Over the years, little has changed with Gonsalves’ work ethic (co-workers and interns agree he is a hard taskmaster; already, as the clients leave, he calls to ask his stenographer and another lawyer to be in office by 8 am the next day); he is in the office at 7 am and rarely leaves before 10 pm. But the late nights, he says, are not only because of the quantum of work: he takes three hours, between 4 and 7 pm to take his two-year-old daughter Tara (“The greatest thing to ever happen to me”) to the nearby Lodhi Gardens to play. “I suppose there’s much to be said for the revolutionary way,” he says, “where every breath is dedicated to revolution. But — and I’m realising this late in life — there’s also much to be said for the activist who also brings up a family; it gives that person a very rounded view of life.” Fatherhood has also made tangible the hitherto abstract concepts of reforming education and cleaning up the environment in Delhi, a city he moved to in 2001 (on a whim, naturally; “I knew no one in the city,” he says. “I had no work for over a year.”), in order to be able to argue in the SC.

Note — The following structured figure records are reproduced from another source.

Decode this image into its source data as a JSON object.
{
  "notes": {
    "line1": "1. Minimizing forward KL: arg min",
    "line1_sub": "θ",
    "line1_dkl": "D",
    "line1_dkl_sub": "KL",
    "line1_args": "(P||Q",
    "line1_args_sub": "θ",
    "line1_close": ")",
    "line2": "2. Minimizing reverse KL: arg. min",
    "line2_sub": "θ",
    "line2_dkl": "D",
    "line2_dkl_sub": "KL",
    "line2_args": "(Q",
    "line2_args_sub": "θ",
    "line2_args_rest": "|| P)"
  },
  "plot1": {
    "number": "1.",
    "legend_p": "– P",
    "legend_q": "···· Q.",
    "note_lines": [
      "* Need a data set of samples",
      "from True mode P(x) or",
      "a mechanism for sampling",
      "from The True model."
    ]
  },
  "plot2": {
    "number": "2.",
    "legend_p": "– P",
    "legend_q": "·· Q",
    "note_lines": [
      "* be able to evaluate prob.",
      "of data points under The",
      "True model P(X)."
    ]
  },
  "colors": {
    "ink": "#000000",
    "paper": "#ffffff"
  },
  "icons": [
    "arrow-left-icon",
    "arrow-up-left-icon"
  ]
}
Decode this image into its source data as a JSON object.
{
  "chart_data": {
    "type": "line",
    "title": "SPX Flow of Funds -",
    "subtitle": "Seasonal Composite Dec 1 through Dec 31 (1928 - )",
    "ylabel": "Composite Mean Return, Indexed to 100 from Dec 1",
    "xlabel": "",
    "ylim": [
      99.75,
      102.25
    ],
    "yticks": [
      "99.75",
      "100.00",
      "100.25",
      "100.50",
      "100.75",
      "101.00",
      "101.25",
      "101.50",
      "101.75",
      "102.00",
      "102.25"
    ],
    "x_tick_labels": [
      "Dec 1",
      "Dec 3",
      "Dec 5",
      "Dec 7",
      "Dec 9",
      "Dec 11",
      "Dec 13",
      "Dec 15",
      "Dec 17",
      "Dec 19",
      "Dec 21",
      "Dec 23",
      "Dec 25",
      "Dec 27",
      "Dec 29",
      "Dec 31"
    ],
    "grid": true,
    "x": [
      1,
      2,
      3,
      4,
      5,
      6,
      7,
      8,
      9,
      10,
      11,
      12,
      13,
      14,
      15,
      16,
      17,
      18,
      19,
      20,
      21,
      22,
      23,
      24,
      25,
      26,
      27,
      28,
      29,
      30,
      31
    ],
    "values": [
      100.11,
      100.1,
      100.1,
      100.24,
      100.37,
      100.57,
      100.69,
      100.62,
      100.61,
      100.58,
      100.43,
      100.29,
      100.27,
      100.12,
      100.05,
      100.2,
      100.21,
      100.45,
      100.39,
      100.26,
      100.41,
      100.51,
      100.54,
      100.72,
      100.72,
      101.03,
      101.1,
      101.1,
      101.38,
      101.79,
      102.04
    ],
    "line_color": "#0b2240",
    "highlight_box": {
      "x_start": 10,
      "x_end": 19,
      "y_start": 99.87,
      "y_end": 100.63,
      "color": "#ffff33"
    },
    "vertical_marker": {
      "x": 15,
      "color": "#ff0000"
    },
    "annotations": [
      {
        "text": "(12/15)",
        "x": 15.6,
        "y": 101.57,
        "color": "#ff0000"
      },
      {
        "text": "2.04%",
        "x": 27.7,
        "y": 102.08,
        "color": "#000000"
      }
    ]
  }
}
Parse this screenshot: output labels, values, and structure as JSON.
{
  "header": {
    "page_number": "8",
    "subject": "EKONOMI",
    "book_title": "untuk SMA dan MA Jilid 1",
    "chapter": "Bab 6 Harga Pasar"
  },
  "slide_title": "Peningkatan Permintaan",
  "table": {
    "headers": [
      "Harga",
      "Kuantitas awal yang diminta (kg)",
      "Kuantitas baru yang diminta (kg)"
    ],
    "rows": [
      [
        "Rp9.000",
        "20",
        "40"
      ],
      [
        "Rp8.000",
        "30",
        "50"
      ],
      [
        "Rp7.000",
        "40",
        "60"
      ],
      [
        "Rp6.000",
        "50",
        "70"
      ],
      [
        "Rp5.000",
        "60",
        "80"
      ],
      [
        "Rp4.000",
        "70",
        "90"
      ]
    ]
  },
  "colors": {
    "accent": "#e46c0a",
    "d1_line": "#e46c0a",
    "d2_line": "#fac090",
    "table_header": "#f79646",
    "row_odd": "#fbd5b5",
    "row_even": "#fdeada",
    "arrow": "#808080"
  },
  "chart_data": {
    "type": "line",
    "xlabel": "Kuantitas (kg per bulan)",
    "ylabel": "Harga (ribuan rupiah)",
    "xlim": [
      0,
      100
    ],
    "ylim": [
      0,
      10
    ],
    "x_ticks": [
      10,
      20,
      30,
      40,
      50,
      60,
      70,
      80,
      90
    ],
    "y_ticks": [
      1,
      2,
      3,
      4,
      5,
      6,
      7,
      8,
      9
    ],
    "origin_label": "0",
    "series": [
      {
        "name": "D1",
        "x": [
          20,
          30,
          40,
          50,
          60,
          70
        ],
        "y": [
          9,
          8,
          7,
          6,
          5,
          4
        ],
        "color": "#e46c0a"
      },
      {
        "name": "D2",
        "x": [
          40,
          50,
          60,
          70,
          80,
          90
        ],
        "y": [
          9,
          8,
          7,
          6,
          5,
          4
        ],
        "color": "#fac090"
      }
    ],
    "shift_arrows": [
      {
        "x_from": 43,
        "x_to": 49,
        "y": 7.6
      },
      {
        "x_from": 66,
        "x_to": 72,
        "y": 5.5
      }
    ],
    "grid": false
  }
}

The pressures of family, however, haven’t made the lure of money any more effective for Gonsalves. The HRLN, for one, primarily works pro bono, rarely refusing a case (“bad luck”) and taking a fee only if the client can afford one. “I’ve never had a hankering for the big things,” he says. “I’m quite reconciled to the middle-class life I lead.” Supporting the organisation, however, has been difficult, as foreign funding, on which it relies (“The Indian private sector won’t touch us as we’re a political hot potato”), has dried up. Gonsalves regrets not being able to provide his employees health and accident insurance, rights he has fought for others to get.
Neither are his added responsibilities prompting any thoughts of retirement. “I won’t retire,” he says, “I love this work. I love the people who come with it, those who come with their petitions, with little hope other than that someone will be able to express their exasperation in court. These people will always inspire me, and as long as they do, there’s no dissatisfaction.” He will, he agrees, probably die behind his desk.